Book review by Steve Bennett

Released without much fanfare, at least this side of the Irish Sea, Jason Byrne’s first book is an evocative memoir of what it was like to grow up in a working-class suburb of Dublin in the 1970s and early 1980s.

The subject matter is a crowded field when it comes to the autobiographies of fortysomething comedians, but Byrne’s account is evocative whether you share his background or not – not to mention consistently amusing, usually by way of the slapstick consequences of leaving kids to their own devices in a pre health-and-safety world. It’s a wonder that anyone came out of Ballinteer alive, especially given how much faith was placed in the medicinal power of flat 7-UP.

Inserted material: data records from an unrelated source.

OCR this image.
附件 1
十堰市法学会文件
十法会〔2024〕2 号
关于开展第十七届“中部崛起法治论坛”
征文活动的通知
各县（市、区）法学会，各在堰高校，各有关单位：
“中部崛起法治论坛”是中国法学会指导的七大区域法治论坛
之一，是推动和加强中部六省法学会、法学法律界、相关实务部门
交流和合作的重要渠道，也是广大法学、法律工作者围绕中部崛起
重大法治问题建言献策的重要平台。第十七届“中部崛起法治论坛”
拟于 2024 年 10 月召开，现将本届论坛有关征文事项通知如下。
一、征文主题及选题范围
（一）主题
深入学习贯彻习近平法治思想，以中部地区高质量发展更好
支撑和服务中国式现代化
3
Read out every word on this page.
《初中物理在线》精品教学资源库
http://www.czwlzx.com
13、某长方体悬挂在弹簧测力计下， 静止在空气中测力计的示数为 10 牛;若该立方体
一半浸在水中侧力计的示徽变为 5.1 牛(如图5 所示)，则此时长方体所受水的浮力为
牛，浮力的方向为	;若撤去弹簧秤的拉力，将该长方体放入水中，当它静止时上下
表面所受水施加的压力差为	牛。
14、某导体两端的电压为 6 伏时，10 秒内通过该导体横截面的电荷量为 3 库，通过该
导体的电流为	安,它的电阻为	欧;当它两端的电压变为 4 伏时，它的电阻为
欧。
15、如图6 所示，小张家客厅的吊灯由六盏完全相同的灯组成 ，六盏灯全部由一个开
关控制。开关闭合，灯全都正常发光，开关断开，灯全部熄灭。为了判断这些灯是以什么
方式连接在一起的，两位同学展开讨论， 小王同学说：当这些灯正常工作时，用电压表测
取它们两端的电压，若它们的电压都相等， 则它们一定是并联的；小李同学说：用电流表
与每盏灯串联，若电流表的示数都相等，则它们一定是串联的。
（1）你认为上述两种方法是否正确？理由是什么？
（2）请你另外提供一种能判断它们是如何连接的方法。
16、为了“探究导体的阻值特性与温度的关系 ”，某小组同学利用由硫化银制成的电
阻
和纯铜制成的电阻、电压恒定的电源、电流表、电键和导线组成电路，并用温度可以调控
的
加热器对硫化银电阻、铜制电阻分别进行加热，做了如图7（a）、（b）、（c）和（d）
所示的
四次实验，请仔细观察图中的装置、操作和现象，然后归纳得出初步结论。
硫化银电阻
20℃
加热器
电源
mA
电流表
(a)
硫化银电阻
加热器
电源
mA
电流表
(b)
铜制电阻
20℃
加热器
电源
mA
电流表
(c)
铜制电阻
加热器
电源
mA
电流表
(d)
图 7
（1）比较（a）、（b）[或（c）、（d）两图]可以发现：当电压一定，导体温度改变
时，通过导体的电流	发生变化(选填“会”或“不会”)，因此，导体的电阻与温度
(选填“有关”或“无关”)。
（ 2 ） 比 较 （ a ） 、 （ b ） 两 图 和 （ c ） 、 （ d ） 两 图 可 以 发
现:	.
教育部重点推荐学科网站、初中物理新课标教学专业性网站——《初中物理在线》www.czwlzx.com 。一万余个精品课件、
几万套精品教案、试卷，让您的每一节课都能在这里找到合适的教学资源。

Young Byrne has a scrape with mortality in almost every chapter. He plummets into the undergrowth as a rope swing snaps, suffers skin-flaying carpet burns, is in a house that’s struck by lightning, is knocked down by a car, crushed by a tree he’s felling and runs the risk of serious injury from suspect fireworks, camping holidays, metalwork lessons, tobogganing on plastic sheeting, or exploding cans of superheated baked beans. Every school sport ends in injury, whether it’s basketball, hurling – even table tennis.

And after surviving almost every one of these perils he would then face being battered by his mother, a ‘5ft 3in ninja mad woman’  for playing up. She is a typically ’small and lethal’ Irish mammy - juggling four scheming and demanding kids and their mates – all while trying to keep up appearances in a close-knit, and judgmentally gossipy, street.

Meanwhile, his father’s favourite phrase is ‘ye bollix’ as he chastises his tearaway son. Paddy Byrne is a typical man of his age - in the pub away from his family every night, emotionally semi-detached, and worrying about the cost of everything, especially phone calls. But from time to time he’d display a paternal bond that gives his true, repressed, feelings away.

There’s plenty of nostalgia  in Adventures Of A Wonky-Eyed Boy: for those who remember having a never-used ‘good room’ or a ‘dad’s chair’, whose hallowed cushions must never be sullied; or who recall the tedium the rewinding cassettes for a Walkman. Or indeed know what ‘cassettes’ and ‘Walkmen’ are. 

But Byrne is so wittily descriptive of rites of passage that anyone can identify: buying booze when underage, the first flush of romance with Dirty Deirdre giving him a love bite - or ‘mark of satan’ as his god-fearing mum would have it – or smoking for the first time. There’s certainly a family sitcom feel to many of the escapades young Jason has.

Wonky Eyed BoyMost of his early attempts at mischief are foiled as his lazy eye – later corrected with surgery – gives him away, turning in whenever he fibbed, a telltale sign. There are little hints, too, of Byrne’s future comedy career – his dad giving an impromptu stand-up performance certainly stuck in the youngster’s mind, while his first appearance on stage was playing a tree in Snow White, causing chaos even then. No wonder such anarchy would become part of his shtick as an adult performer.

The book is marketed in a slightly odd way, however. The cartoon illustrations suggesting a pitch to the young adult market – although the target demographic of the writing is surely older, especially with the nostalgia factor. Irritating, too, are the ‘top ten’ lists liberally scattered through, set in a tacky fax-handwriting font. Perhaps intended as a sop to those readers with short attention spans, some are funny but many seem forced, and needless since Bryne’s prose is entertaining enough without lists of ‘most popular things you’d find in a chipper’ (chip shop), ‘Paddies on Ludford Drive’ or ‘things your mother didn’t raise you for’.

Skip over that, though, and you’ve got a highly entertaining read – especially if you are of similar vintage to Byrne.